Gianluca Okon

Personal information
- Full name: Gianluca Tommaso Okon-Engstler
- Date of birth: 24 January 2009 (age 17)
- Place of birth: Sydney, Australia
- Height: 1.90 m (6 ft 3 in)
- Position: Defensive midfielder

Team information
- Current team: Club Brugge
- Number: 86

Youth career
- 2019–2025: Club Brugge

Senior career*
- Years: Team / Apps / (Gls)
- 2025–: Club NXT / 9 / (0)
- 2026–: Club Brugge / 0 / (0)

International career^{‡}
- 2024–2025: Australia U17 / 2 / (0)
- 2025: Italy U16 / 3 / (0)
- 2025–: Italy U17 / 10 / (1)

Medal record
Men's football
Representing Italy
UEFA European Under-17 Championship
| Winner | 2026 Estonia |  |

= Gianluca Okon =

Italian footballer (born 2009)

Gianluca Tommaso Okon-Engstler (born 24 January 2009) is a footballer who plays as a defensive midfielder for Belgian Pro League club Club Brugge and its reserve team Club NXT. Born in Australia, he has represented Italy and Australia at youth international level.

==Early life==
Okon was born on 24 January 2009 in Australia. The son of Australia international Paul Okon, he is the younger brother of Australian soccer player Paul Okon-Engstler.

==Club career==
As a youth player, Okon joined the youth academy of Belgian side Club Brugge KV. In 2024, he was promoted to the club's reserve team.

==International career==
Okon-Engstler is eligible to represent Belgium through birth, Australia, Italy and Germany through his father, and Cuba through his mother. Okon is an Australia and Italy youth international.

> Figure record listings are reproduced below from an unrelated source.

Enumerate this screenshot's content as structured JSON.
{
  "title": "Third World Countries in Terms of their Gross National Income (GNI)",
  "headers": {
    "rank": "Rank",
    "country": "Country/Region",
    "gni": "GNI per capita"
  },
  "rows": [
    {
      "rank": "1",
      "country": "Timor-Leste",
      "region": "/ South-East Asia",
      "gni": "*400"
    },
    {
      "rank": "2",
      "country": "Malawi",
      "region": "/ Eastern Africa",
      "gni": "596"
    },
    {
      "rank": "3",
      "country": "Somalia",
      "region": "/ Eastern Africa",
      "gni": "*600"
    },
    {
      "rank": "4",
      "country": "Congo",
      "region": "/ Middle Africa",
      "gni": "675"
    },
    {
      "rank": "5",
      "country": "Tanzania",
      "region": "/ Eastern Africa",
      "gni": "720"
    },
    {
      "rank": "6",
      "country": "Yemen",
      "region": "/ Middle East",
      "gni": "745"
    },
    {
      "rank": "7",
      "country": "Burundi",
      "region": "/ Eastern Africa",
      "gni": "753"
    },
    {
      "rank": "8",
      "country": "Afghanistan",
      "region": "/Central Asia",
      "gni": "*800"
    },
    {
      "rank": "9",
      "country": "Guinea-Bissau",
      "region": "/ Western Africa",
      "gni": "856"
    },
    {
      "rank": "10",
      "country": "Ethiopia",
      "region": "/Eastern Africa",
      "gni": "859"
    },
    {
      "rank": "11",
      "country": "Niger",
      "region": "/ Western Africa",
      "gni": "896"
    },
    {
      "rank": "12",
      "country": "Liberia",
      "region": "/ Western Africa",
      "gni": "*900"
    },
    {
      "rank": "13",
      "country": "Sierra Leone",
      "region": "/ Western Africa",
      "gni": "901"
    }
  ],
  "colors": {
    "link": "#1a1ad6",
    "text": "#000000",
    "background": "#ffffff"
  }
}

On 4 September 2025, he debuted for the Italy under-17 team during a 2–1 away friendly win over Portugal.

==Style of play==
Okon plays as a defensive midfielder and is right-footed. Italian news website wrote in 2025 that he is "a midfielder with great quality, an excellent right-footed pass, but also good physicality and timing in the box that allow him to see the goal with ease".